Spiced Beer-Can Chicken

Author:
Publish date:
Spiced Beer-Can Chicken
  • Cook Time
  • Prep Time
  • 4Servings

Ingredients

  • 2 tablespoons (packed) light brown sugar
  • 2 tablespoons paprika
  • 2 tablespoons salt
  • 1 1/2 tablespoons ground black pepper
  • 1 teaspoon onion powder
  • 1/2 teaspoon cayenne
  • 1/2 teaspoon dreid oregano
  • 1 4 pound chicken
  • 1 12 ounce can beer

Preparation

For a charcoal grill, place a 9-by-13-inch aluminum pan in the center of the bottom rack of the grill. Light briquettes in a charcoal chimney according to instructions. When the briquettes are covered with gray ash, arrange them on the bottom rack around the pan. For a gas grill, set a 9-by-13-inch disposable aluminum pan under the grate on one side of the grill. Turn the gas to medium-low on the side without the pan. (Leave the side with the pan off.) For both types of grill, add the top rack.

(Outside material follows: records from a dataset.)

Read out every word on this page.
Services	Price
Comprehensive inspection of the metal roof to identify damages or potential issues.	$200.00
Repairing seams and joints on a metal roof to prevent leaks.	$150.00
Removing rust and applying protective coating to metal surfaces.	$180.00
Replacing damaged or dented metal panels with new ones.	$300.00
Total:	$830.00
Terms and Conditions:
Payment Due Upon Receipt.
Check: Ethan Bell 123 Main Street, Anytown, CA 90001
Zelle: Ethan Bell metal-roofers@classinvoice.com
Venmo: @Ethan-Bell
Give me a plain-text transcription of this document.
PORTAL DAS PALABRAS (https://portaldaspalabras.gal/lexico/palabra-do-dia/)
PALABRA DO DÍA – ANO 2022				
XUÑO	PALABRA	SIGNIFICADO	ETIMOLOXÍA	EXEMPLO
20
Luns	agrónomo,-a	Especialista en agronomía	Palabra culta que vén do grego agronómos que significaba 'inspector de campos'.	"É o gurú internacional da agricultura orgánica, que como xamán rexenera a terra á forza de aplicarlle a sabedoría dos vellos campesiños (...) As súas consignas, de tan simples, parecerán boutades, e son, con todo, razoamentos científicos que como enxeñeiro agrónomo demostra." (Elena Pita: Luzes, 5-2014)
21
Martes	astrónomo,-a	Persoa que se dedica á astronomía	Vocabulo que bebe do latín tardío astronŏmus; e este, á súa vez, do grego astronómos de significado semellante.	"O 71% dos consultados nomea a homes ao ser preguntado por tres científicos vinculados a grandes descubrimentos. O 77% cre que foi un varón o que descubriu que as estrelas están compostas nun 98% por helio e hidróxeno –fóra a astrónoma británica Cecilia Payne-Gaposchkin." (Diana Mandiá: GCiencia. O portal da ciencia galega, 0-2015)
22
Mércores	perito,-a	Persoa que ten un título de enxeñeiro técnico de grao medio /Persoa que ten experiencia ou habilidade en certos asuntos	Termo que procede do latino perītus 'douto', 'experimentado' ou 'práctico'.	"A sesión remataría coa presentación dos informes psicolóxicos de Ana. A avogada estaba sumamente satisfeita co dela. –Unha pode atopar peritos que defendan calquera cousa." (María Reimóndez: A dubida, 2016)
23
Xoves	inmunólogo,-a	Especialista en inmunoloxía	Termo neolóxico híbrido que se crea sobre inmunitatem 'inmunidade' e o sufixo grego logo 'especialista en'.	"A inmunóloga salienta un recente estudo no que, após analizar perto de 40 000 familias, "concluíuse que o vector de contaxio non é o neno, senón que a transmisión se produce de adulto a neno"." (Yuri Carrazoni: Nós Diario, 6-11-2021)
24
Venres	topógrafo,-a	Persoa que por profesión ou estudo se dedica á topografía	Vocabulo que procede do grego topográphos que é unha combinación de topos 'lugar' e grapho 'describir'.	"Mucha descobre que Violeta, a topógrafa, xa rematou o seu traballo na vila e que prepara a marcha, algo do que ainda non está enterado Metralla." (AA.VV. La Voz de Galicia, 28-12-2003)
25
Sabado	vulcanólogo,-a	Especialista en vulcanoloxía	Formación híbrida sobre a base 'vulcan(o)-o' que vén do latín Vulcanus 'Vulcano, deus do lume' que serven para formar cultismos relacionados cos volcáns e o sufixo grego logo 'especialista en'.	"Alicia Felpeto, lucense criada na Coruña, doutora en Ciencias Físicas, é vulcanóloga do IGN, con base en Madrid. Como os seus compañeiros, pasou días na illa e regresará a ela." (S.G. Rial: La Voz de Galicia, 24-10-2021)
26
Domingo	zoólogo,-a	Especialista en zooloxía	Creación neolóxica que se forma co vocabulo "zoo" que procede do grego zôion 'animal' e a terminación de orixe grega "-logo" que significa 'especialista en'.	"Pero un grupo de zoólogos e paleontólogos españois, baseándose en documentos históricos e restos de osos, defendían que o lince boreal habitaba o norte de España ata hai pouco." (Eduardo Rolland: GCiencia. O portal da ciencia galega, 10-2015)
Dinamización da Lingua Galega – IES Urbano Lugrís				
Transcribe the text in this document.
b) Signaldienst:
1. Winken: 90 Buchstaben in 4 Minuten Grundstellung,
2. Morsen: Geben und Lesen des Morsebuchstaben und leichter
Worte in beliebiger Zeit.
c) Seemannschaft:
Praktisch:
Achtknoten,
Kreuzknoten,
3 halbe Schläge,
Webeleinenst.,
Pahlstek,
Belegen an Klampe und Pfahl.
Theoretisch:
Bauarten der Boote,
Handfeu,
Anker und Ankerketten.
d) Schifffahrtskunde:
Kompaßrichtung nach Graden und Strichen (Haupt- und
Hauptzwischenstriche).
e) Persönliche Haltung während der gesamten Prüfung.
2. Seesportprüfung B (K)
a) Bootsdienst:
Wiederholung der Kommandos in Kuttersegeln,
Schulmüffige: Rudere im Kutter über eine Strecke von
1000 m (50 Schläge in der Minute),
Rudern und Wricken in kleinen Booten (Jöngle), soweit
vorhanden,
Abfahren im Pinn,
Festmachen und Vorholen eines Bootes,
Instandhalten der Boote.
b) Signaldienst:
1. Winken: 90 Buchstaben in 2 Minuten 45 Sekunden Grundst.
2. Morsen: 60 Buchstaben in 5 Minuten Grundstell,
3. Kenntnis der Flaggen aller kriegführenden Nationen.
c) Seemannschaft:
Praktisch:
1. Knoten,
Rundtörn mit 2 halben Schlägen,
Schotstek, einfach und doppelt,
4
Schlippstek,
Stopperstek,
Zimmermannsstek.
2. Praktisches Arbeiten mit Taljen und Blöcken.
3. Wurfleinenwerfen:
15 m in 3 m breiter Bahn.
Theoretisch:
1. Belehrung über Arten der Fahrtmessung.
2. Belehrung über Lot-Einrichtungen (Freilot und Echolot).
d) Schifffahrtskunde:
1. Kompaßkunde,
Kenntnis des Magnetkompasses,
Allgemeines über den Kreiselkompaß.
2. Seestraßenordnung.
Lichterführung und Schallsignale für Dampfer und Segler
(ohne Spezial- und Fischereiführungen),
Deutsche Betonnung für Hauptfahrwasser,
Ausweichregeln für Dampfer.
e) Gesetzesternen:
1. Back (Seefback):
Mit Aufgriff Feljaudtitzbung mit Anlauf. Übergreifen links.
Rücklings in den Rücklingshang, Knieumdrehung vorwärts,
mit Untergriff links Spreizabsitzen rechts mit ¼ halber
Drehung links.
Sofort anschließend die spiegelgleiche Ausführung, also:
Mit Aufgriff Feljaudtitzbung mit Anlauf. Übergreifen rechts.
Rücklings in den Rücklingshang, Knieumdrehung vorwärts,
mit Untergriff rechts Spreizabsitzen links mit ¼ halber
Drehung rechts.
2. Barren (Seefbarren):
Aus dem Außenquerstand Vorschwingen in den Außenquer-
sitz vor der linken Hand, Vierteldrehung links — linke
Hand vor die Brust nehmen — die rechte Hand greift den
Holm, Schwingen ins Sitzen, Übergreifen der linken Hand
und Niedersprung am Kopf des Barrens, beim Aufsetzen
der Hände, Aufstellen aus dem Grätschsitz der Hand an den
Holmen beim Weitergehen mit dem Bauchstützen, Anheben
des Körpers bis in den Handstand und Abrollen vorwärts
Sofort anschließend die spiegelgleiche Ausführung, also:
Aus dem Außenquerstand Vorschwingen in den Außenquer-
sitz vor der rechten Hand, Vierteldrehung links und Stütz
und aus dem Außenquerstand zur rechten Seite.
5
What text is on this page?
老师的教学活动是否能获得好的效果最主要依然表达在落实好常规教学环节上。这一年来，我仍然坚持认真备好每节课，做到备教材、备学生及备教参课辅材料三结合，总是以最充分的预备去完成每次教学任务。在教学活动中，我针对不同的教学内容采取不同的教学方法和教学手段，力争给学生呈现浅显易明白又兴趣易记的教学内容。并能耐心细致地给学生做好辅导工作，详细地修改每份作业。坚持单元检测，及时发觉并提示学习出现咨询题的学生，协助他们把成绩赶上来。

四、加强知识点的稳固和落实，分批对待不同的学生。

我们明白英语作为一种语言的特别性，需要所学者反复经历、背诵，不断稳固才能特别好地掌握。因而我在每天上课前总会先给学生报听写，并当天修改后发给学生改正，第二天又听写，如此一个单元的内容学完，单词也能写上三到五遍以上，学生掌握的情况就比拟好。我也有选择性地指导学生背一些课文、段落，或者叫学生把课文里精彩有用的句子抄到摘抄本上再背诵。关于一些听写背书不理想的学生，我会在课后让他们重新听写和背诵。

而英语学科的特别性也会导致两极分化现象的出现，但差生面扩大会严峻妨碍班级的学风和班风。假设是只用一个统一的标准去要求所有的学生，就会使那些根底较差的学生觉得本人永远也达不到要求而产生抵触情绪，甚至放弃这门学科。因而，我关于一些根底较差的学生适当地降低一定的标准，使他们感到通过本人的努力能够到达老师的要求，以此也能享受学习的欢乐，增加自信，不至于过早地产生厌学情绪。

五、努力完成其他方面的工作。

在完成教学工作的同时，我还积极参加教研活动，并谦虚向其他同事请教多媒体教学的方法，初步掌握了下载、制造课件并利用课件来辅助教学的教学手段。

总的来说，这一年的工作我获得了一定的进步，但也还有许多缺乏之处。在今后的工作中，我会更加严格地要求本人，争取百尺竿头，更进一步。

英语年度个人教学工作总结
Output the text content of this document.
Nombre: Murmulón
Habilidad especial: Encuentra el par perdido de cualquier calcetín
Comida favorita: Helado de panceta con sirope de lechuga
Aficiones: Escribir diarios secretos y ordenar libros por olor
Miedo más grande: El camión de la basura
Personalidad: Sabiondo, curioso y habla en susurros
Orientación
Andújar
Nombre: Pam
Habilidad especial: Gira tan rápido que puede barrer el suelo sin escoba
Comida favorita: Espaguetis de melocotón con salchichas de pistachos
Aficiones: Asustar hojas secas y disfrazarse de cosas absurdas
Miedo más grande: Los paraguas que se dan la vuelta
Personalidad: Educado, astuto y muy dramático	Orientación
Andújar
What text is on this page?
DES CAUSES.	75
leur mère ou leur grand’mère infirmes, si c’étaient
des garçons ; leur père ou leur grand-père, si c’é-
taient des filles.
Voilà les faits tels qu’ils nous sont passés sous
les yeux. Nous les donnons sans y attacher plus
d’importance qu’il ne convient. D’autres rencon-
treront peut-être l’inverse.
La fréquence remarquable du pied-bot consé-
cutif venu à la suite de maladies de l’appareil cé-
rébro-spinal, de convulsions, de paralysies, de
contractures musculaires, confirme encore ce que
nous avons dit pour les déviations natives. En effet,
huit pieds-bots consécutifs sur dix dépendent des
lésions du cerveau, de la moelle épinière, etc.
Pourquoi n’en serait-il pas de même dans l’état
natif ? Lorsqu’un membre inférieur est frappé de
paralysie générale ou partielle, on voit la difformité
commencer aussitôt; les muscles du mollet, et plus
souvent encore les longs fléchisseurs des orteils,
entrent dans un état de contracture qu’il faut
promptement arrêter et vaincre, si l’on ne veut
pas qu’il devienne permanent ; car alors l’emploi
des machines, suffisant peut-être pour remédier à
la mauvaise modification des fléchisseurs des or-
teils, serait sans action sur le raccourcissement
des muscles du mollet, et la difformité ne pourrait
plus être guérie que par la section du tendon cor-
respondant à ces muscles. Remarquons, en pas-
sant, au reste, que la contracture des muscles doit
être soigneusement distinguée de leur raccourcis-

In a bowl, mix the sugar, paprika, salt, pepper, onion powder, cayenne and oregano. Sprinkle 2 tsp. rub inside the cavity of the chicken. Starting at the neck end, gently slide your fingers under the skin to separate it from the flesh. Pat 1 tbsp. rub onto the flesh, under the skin. Drink half the beer. (Yes, really!) Pour 2 tbsp. rub into the can; place on a baking sheet. Lower the chicken onto the can, filling the cavity; use the can and the legs to stabilize the bird so that it stands upright.

Transfer the chicken to the grill; lift it off the baking sheet and place it on the rack over the drip pan, using the can and the legs to prop it up; cover. For a charcoal grill, insert an instant-read thermometer into a vent in the lid. Cook the chicken, maintaining the heat at about 250 degrees , until an instant-read thermometer registers 165 degrees when inserted into the thickest part of the thigh, about 2 hours. (If the temperature drops below 250 degrees on a charcoal grill, prepare more briquettes and replenish as needed.)

Carefully lift the chicken off the can and transfer to a cutting board. Let the chicken rest 10 minutes before carving.